Security forces close in
Meanwhile, Iraqi security forces expect to take full control of Mosul in the next hours as ISIS’s defensive lines collapse, state TV reported on Saturday.
Air strikes and artillery salvoes pounded the militants’ last bastion in the city as black smoke billowed over it, a Reuters TV crew said.
“We are seeing now the last meters and then final victory will be announced,” said a TV commentator, citing the channel’s correspondents embedded with security forces battling in ISIS’s redoubt in the Old City of Mosul, by the Tigris river. “It’s a matter of hours,” she said.
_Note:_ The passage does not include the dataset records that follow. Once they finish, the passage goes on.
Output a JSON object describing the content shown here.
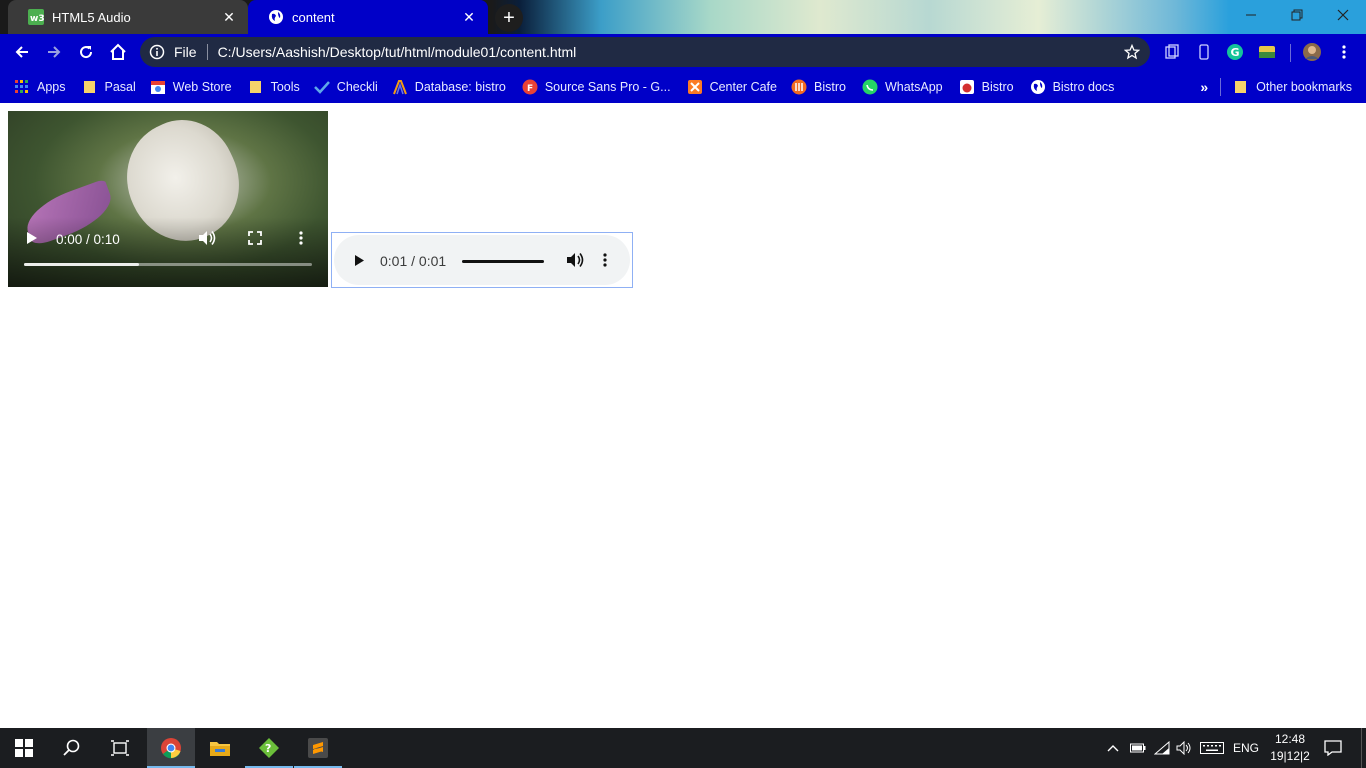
{
  "browser": {
    "tabs": [
      {
        "title": "HTML5 Audio",
        "active": false,
        "icon": "w3schools-icon"
      },
      {
        "title": "content",
        "active": true,
        "icon": "globe-icon"
      }
    ],
    "address": {
      "scheme_label": "File",
      "url": "C:/Users/Aashish/Desktop/tut/html/module01/content.html"
    },
    "bookmarks": [
      {
        "label": "Apps",
        "icon": "apps-grid-icon"
      },
      {
        "label": "Pasal",
        "icon": "folder-icon"
      },
      {
        "label": "Web Store",
        "icon": "webstore-icon"
      },
      {
        "label": "Tools",
        "icon": "folder-icon"
      },
      {
        "label": "Checkli",
        "icon": "checkmark-icon"
      },
      {
        "label": "Database: bistro",
        "icon": "phpmyadmin-icon"
      },
      {
        "label": "Source Sans Pro - G...",
        "icon": "google-fonts-icon"
      },
      {
        "label": "Center Cafe",
        "icon": "xampp-icon"
      },
      {
        "label": "Bistro",
        "icon": "bistro-icon"
      },
      {
        "label": "WhatsApp",
        "icon": "whatsapp-icon"
      },
      {
        "label": "Bistro",
        "icon": "bistro-red-icon"
      },
      {
        "label": "Bistro docs",
        "icon": "globe-icon"
      }
    ],
    "other_bookmarks": "Other bookmarks",
    "overflow_label": "»"
  },
  "page": {
    "video": {
      "time": "0:00 / 0:10",
      "buffered": 0.4
    },
    "audio": {
      "time": "0:01 / 0:01",
      "progress": 1.0
    }
  },
  "taskbar": {
    "language": "ENG",
    "time": "12:48",
    "date": "19|12|2"
  },
  "colors": {
    "toolbar": "#0000c8",
    "taskbar": "#1b1d20",
    "audio_bg": "#f1f3f4"
  }
}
A military spokesman cited by the TV said the insurgents’ defense lines were collapsing. Iraqi commanders say the insurgents are fighting for each meter with snipers, grenades and suicide bombers, forcing security forces to fight house-to-house in the densely populated maze of narrow alleyways.
A US-led international coalition is providing air and ground support to the eight-month-old offensive to wrest back Mosul, once the de facto capital of ISIS in Iraq.
Months of urban warfare have displaced 900,000 people, about half the city’s pre-war population, and killed thousands, according to aid organizations.
Mosul was by far the largest city seized by ISIS in its offensive three years ago where the ultra-hardline group declared its “caliphate” over adjoining parts of Iraq and Syria.
Stripped of Mosul, ISIS’s dominion in Iraq will be reduced to mainly rural, desert areas west and south of the city where tens of thousands of people live. The militants are expected to keep up attacks on selected targets across Iraq.
Prime Minister Haider al-Abadi declared the end of ISIS’s “state of falsehood” a week ago, after security forces took Mosul’s mediaeval Grand al-Nuri mosque – although only after retreating militants blew it up.